3. Genomic assays and radioimmune oncology

It is rare for RT to generate radiation that meets the threshold for systemic anti-tumor immunity. RT and immunotherapy may act synergistically, as immunotherapy can enhance responses initiated by RT to achieve systemic antitumor responses through “abscopal effects” [165]. Despite the remarkable success of clinical applications of radioimmunotherapy reported in the past decade, the efficacy and effectiveness of these therapies vary significantly across individual patients and between different tumor types. Inherent heterogeneity of tumors may dictate 20

variability in the optimal dose fractionation to induce immune activation dependent on the individual tumor characteristics [166]. Therefore, it is critical to select the optimal radiation dose and fractionation for a given patient with a set of predictive biomarkers for radioimmunotherapy.
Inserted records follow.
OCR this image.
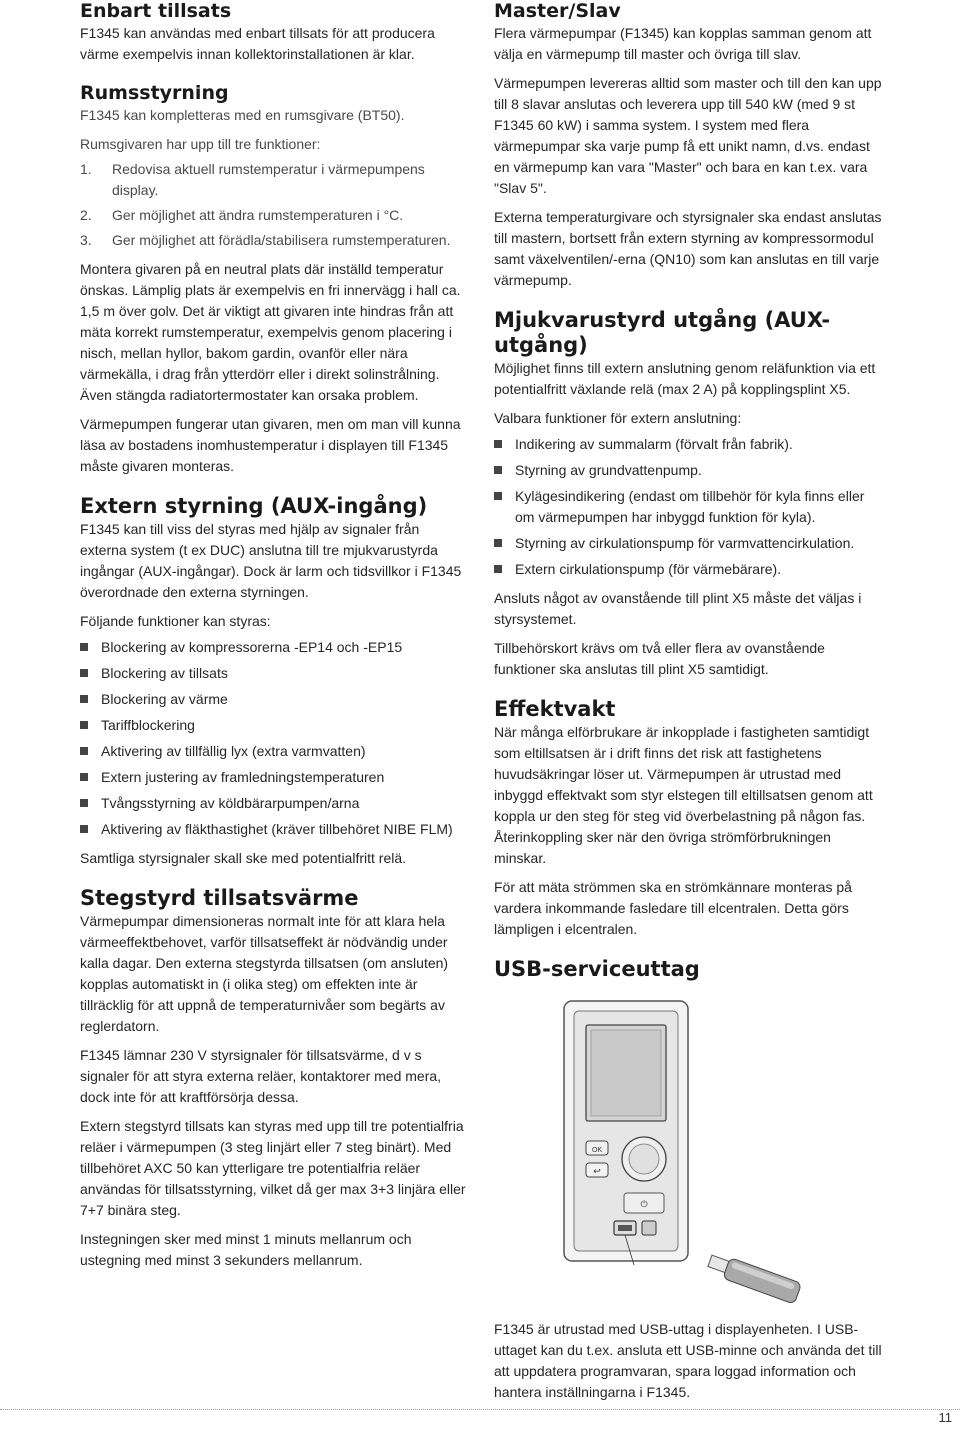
Enbart tillsats

F1345 kan användas med enbart tillsats för att producera värme exempelvis innan kollektorinstallationen är klar.

Rumsstyrning

F1345 kan kompletteras med en rumsgivare (BT50).

Rumsgivaren har upp till tre funktioner:

1. Redovisa aktuell rumstemperatur i värmepumpens display.
2. Ger möjlighet att ändra rumstemperaturen i °C.
3. Ger möjlighet att förädla/stabilisera rumstemperaturen.

Montera givaren på en neutral plats där inställd temperatur önskas. Lämplig plats är exempelvis en fri innervägg i hall ca. 1,5 m över golv. Det är viktigt att givaren inte hindras från att mäta korrekt rumstemperatur, exempelvis genom placering i nisch, mellan hyllor, bakom gardin, ovanför eller nära värmekälla, i drag från ytterdörr eller i direkt solinstrålning. Även stängda radiatortermostater kan orsaka problem.

Värmepumpen fungerar utan givaren, men om man vill kunna läsa av bostadens inomhustemperatur i displayen till F1345 måste givaren monteras.

Extern styrning (AUX-ingång)

F1345 kan till viss del styras med hjälp av signaler från externa system (t ex DUC) anslutna till tre mjukvarustyrda ingångar (AUX-ingångar). Dock är larm och tidsvillkor i F1345 överordnade den externa styrningen.

Följande funktioner kan styras:

Blockering av kompressorerna -EP14 och -EP15
Blockering av tillsats
Blockering av värme
Tariffblockering
Aktivering av tillfällig lyx (extra varmvatten)
Extern justering av framledningstemperaturen
Tvångsstyrning av köldbärarpumpen/arna
Aktivering av fläkthastighet (kräver tillbehöret NIBE FLM)

Samtliga styrsignaler skall ske med potentialfritt relä.

Stegstyrd tillsatsvärme

Värmepumpar dimensioneras normalt inte för att klara hela värmeeffektbehovet, varför tillsatseffekt är nödvändig under kalla dagar. Den externa stegstyrda tillsatsen (om ansluten) kopplas automatiskt in (i olika steg) om effekten inte är tillräcklig för att uppnå de temperaturnivåer som begärts av reglerdatorn.

F1345 lämnar 230 V styrsignaler för tillsatsvärme, d v s signaler för att styra externa reläer, kontaktorer med mera, dock inte för att kraftförsörja dessa.

Extern stegstyrd tillsats kan styras med upp till tre potentialfria reläer i värmepumpen (3 steg linjärt eller 7 steg binärt). Med tillbehöret AXC 50 kan ytterligare tre potentialfria reläer användas för tillsatsstyrning, vilket då ger max 3+3 linjära eller 7+7 binära steg.

Instegningen sker med minst 1 minuts mellanrum och ustegning med minst 3 sekunders mellanrum.

Master/Slav

Flera värmepumpar (F1345) kan kopplas samman genom att välja en värmepump till master och övriga till slav.

Värmepumpen levereras alltid som master och till den kan upp till 8 slavar anslutas och leverera upp till 540 kW (med 9 st F1345 60 kW) i samma system. I system med flera värmepumpar ska varje pump få ett unikt namn, d.vs. endast en värmepump kan vara "Master" och bara en kan t.ex. vara "Slav 5".

Externa temperaturgivare och styrsignaler ska endast anslutas till mastern, bortsett från extern styrning av kompressormodul samt växelventilen/-erna (QN10) som kan anslutas en till varje värmepump.

Mjukvarustyrd utgång (AUX-utgång)

Möjlighet finns till extern anslutning genom reläfunktion via ett potentialfritt växlande relä (max 2 A) på kopplingsplint X5.

Valbara funktioner för extern anslutning:

Indikering av summalarm (förvalt från fabrik).
Styrning av grundvattenpump.
Kylägesindikering (endast om tillbehör för kyla finns eller om värmepumpen har inbyggd funktion för kyla).
Styrning av cirkulationspump för varmvattencirkulation.
Extern cirkulationspump (för värmebärare).

Ansluts något av ovanstående till plint X5 måste det väljas i styrsystemet.

Tillbehörskort krävs om två eller flera av ovanstående funktioner ska anslutas till plint X5 samtidigt.

Effektvakt

När många elförbrukare är inkopplade i fastigheten samtidigt som eltillsatsen är i drift finns det risk att fastighetens huvudsäkringar löser ut. Värmepumpen är utrustad med inbyggd effektvakt som styr elstegen till eltillsatsen genom att koppla ur den steg för steg vid överbelastning på någon fas. Återinkoppling sker när den övriga strömförbrukningen minskar.

För att mäta strömmen ska en strömkännare monteras på vardera inkommande fasledare till elcentralen. Detta görs lämpligen i elcentralen.

USB-serviceuttag
OK
↩
⏻

F1345 är utrustad med USB-uttag i displayenheten. I USB-uttaget kan du t.ex. ansluta ett USB-minne och använda det till att uppdatera programvaran, spara loggad information och hantera inställningarna i F1345.

11
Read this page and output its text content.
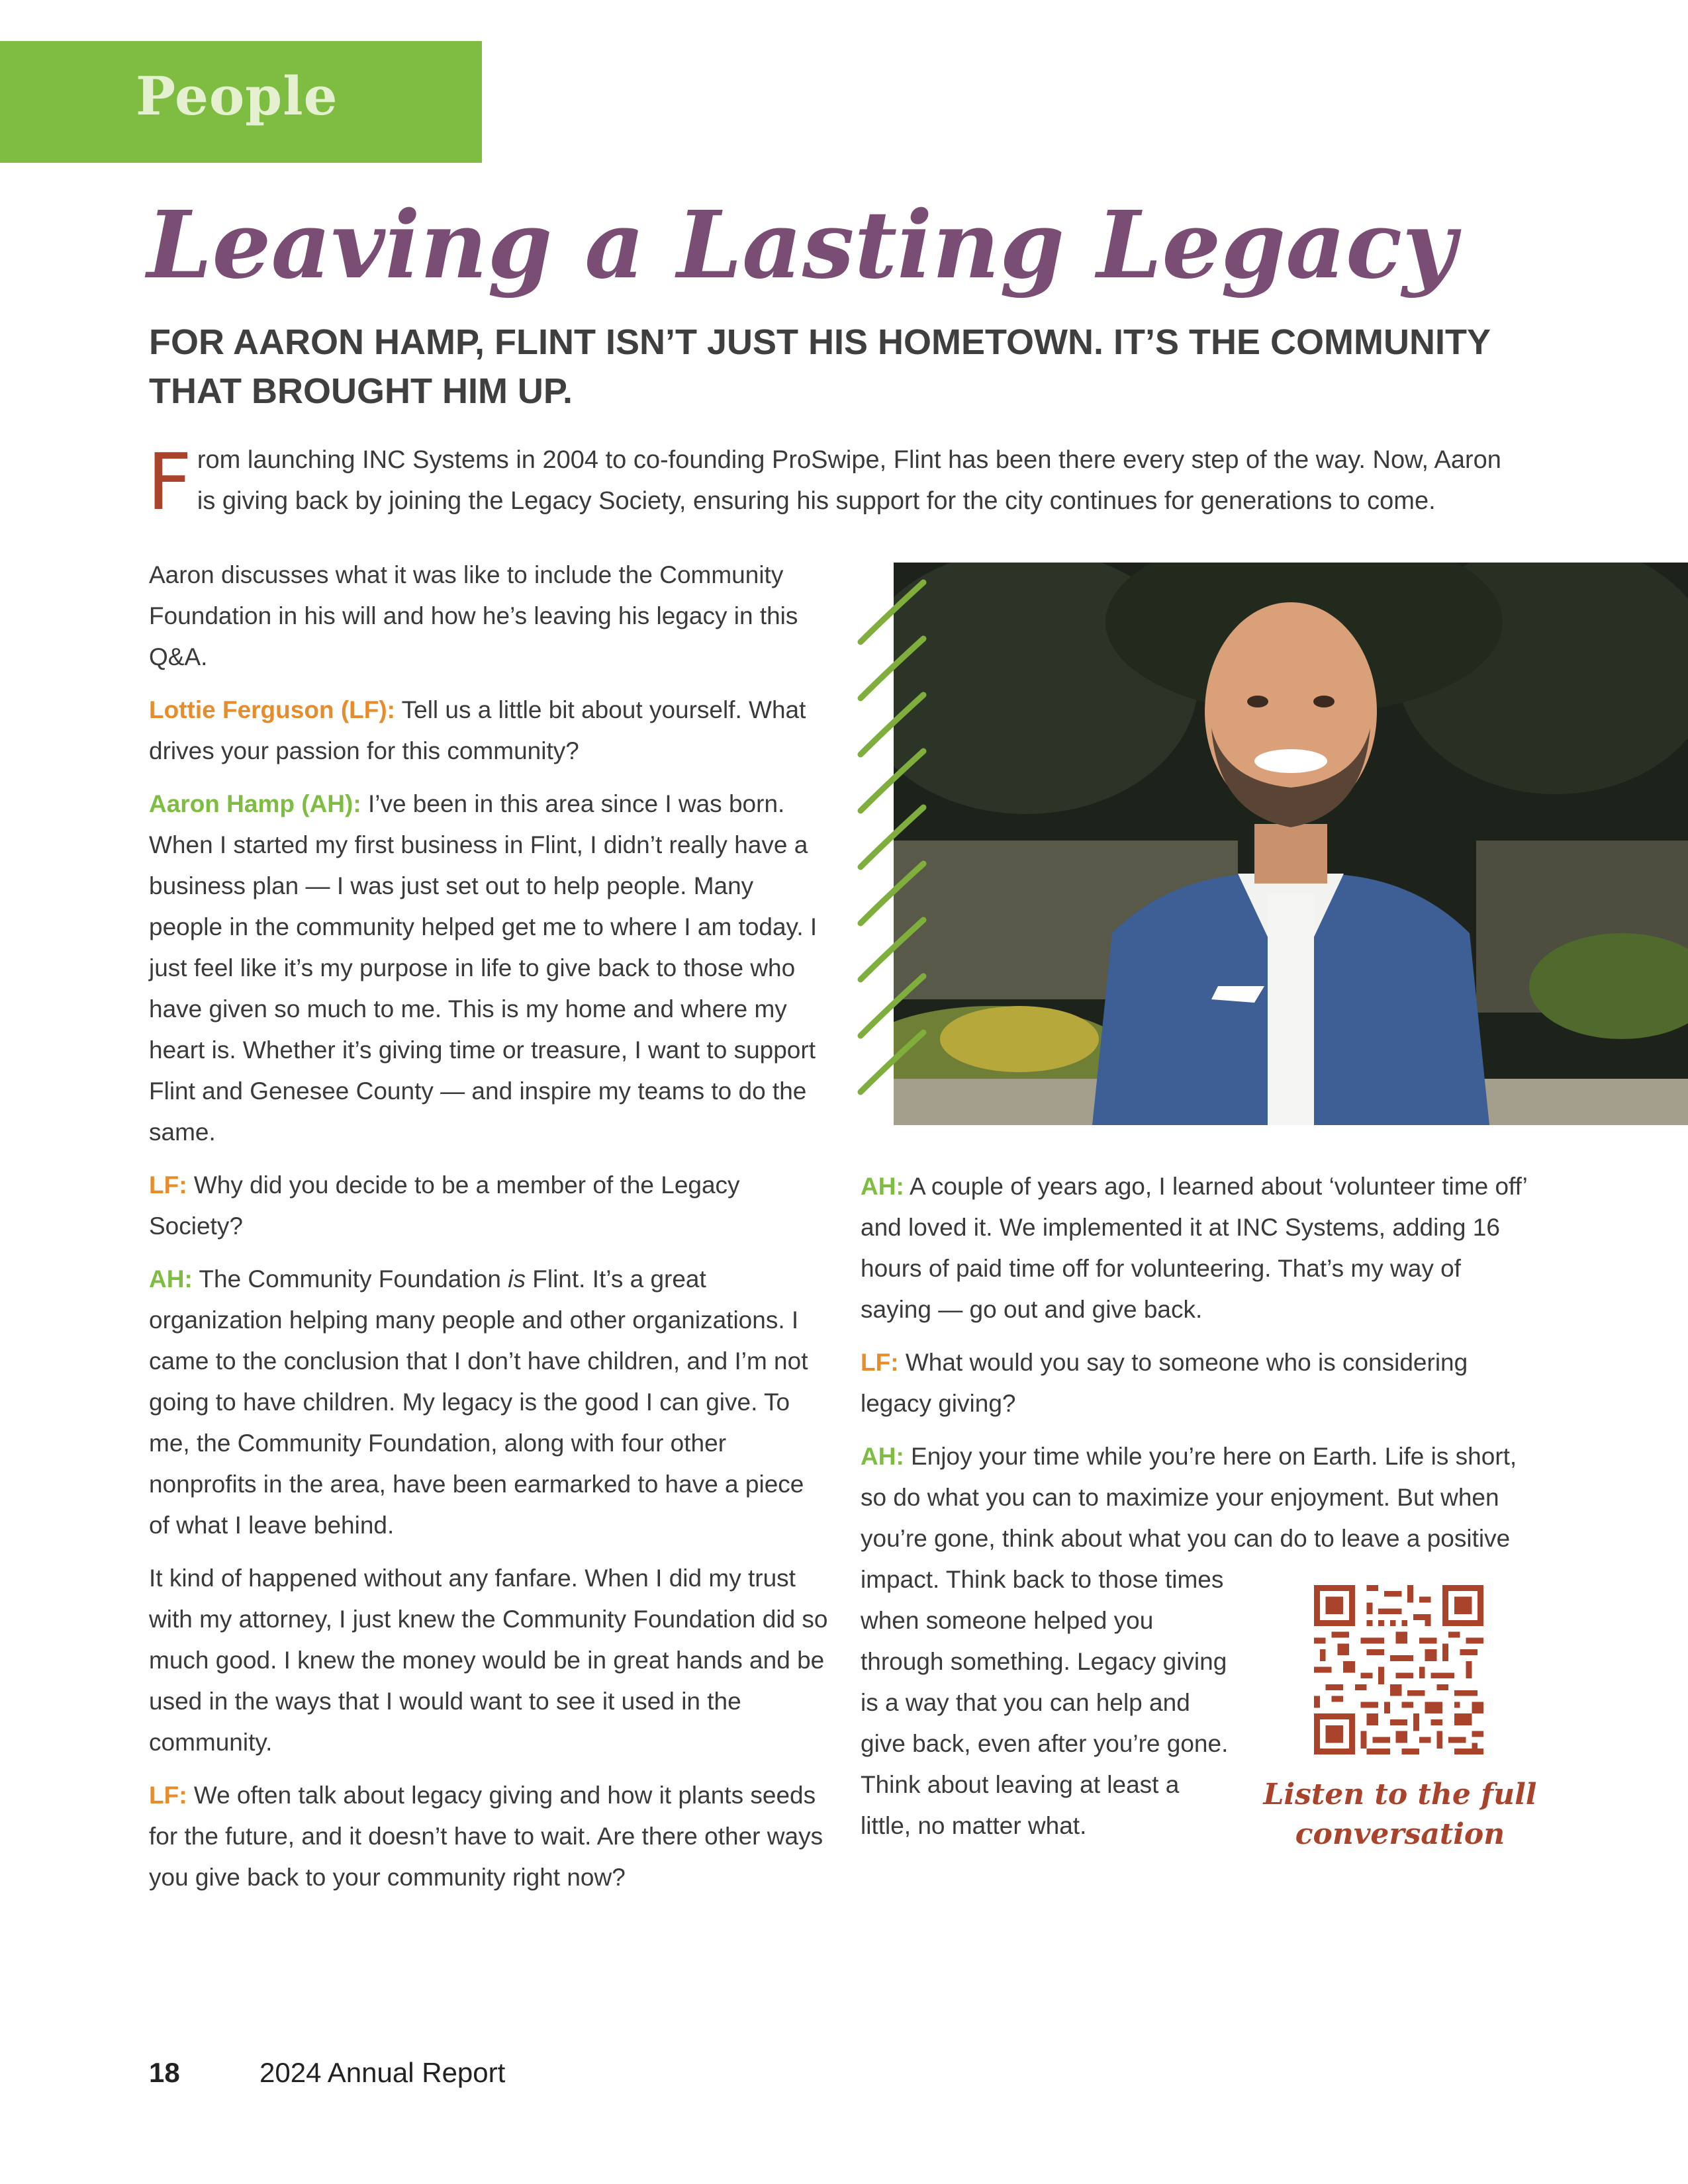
People
Leaving a Lasting Legacy
FOR AARON HAMP, FLINT ISN’T JUST HIS HOMETOWN. IT’S THE COMMUNITY THAT BROUGHT HIM UP.
From launching INC Systems in 2004 to co-founding ProSwipe, Flint has been there every step of the way. Now, Aaron is giving back by joining the Legacy Society, ensuring his support for the city continues for generations to come.

Aaron discusses what it was like to include the Community Foundation in his will and how he’s leaving his legacy in this Q&A.

Lottie Ferguson (LF): Tell us a little bit about yourself. What drives your passion for this community?

Aaron Hamp (AH): I’ve been in this area since I was born. When I started my first business in Flint, I didn’t really have a business plan — I was just set out to help people. Many people in the community helped get me to where I am today. I just feel like it’s my purpose in life to give back to those who have given so much to me. This is my home and where my heart is. Whether it’s giving time or treasure, I want to support Flint and Genesee County — and inspire my teams to do the same.

LF: Why did you decide to be a member of the Legacy Society?

AH: The Community Foundation is Flint. It’s a great organization helping many people and other organizations. I came to the conclusion that I don’t have children, and I’m not going to have children. My legacy is the good I can give. To me, the Community Foundation, along with four other nonprofits in the area, have been earmarked to have a piece of what I leave behind.

It kind of happened without any fanfare. When I did my trust with my attorney, I just knew the Community Foundation did so much good. I knew the money would be in great hands and be used in the ways that I would want to see it used in the community.

LF: We often talk about legacy giving and how it plants seeds for the future, and it doesn’t have to wait. Are there other ways you give back to your community right now?

AH: A couple of years ago, I learned about ‘volunteer time off’ and loved it. We implemented it at INC Systems, adding 16 hours of paid time off for volunteering. That’s my way of saying — go out and give back.

LF: What would you say to someone who is considering legacy giving?

AH: Enjoy your time while you’re here on Earth. Life is short, so do what you can to maximize your enjoyment. But when you’re gone, think about what you can do to leave a positive

impact. Think back to those times when someone helped you through something. Legacy giving is a way that you can help and give back, even after you’re gone. Think about leaving at least a little, no matter what.
Listen to the full conversation
18	2024 Annual Report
Multiple factors, ranging from tumor-infiltrating immune cells to systemic factors, have been associated with immune-related responses [167]. Previous studies have suggested that tumor PD-L1 expression correlates with positive clinical responses to treatment [168]. Nevertheless, it should be noted that responses have also been observed in PD-L1 negative patients and the majority of PD-L1 positive patients do not demonstrate objective responses to anti-PD-L1 therapies [169, 170]. Recently, it has been reported that the genetic landscape of tumors has an important role in tumor responses to immunotherapy [171]. For example, tumor mutational burden (TMB) is associated with durable clinical benefit and progression free survival (PFS) in patients treated with immunotherapy, as TMB reflects the presence of immunogenic neoantigens, which trigger activation of the immune system [167]. In addition, DNA polymerases and mismatch repair (MMR) proteins are critical for the maintenance of replicative integrity. Mutations in DNA polymerase genes (POLE/POLD1) or deficient MMR with microsatellite instability (MSI) are often associated with high TMB and durable outcome following immunotherapy [172]. Multiple studies have also revealed that somatic mutations, such as those in EGFR, influence patient responses to immunotherapy [173, 174]. In the subgroup analysis of CheckMate057 and KEYNOTE-010, EGFR wild-type patients showed greater survival benefit from immunotherapy compared with those having gain-of-function mutations of EGFR [173, 174]. Given the complexity of molecular determinants of immunotherapy responses, there is an unmet medical need for diagnostic approaches that overcome the challenge of insufficient tumor tissue in patients with advanced diseases. ctDNA analysis presents the perfect opportunity to resolve these issues in the era of radioimmune oncology. Indeed, Gandara et al developed a novel, validated assay to measure TMB using cfDNA in non-small-cell lung cancer patients treated with atezolizumab. Their 21

data showed that measuring blood-based TMB is feasible and that using a cut-off point ≥16 reproducibly identifies patients with increased PFS benefit from atezolizumab [175]. Whether other features of the tumor microenvironment can be discerned from ctDNA analysis awaits further investigation. In a more recent study, Lee et al demonstrated that ctDNA profiles can accurately differentiate between pseudoprogression and true progression of disease in patients with melanoma treated with anti-PD-1 antibodies [176]. The mutational landscape has an important impact on responses to immunotherapy, especially with the advent of NGS, which enables large-scale genomic analysis of patient tumors. However, there are limitations for using the mutational landscape to stratify patients. First, the enormous cost of exome sequencing renders personalized genomics-based immunotherapy difficult to achieve. Therefore, developing smaller but better immune gene-targeted panels may serve as a more affordable method of mutational analysis. Second, a better understanding of the molecular determinants beyond TMB is required, as TMB does not definitely determine potential responders.

4. Conclusion

Genetic analyses using conventional tissue biopsies and ctDNA profiling from liquid biopsies are important for guiding treatment decisions, patient stratification and evaluation of patient outcomes. Although both approaches have important limitations, our thorough understanding of the mutational landscape and key predictive and/or prognostic biomarkers in various cancer types provides reasonable optimism for uncovering genetic alterations that affect RT responses. With continued advances in genomic assays and techniques and ongoing clinical investigations, ctDNA analysis is a potential choice at various stages of cancer management. Together with imaging-based

approaches

and

tissue

biopsy,

ctDNA

analysis

provides

complementary and more comprehensive characterization of an individual’s tumor. In the future, radiation oncologists may follow ctDNA profiles with or without tissue 22

DNA analysis throughout the course of treatment and make data-driven, personalized decisions for cancer treatment.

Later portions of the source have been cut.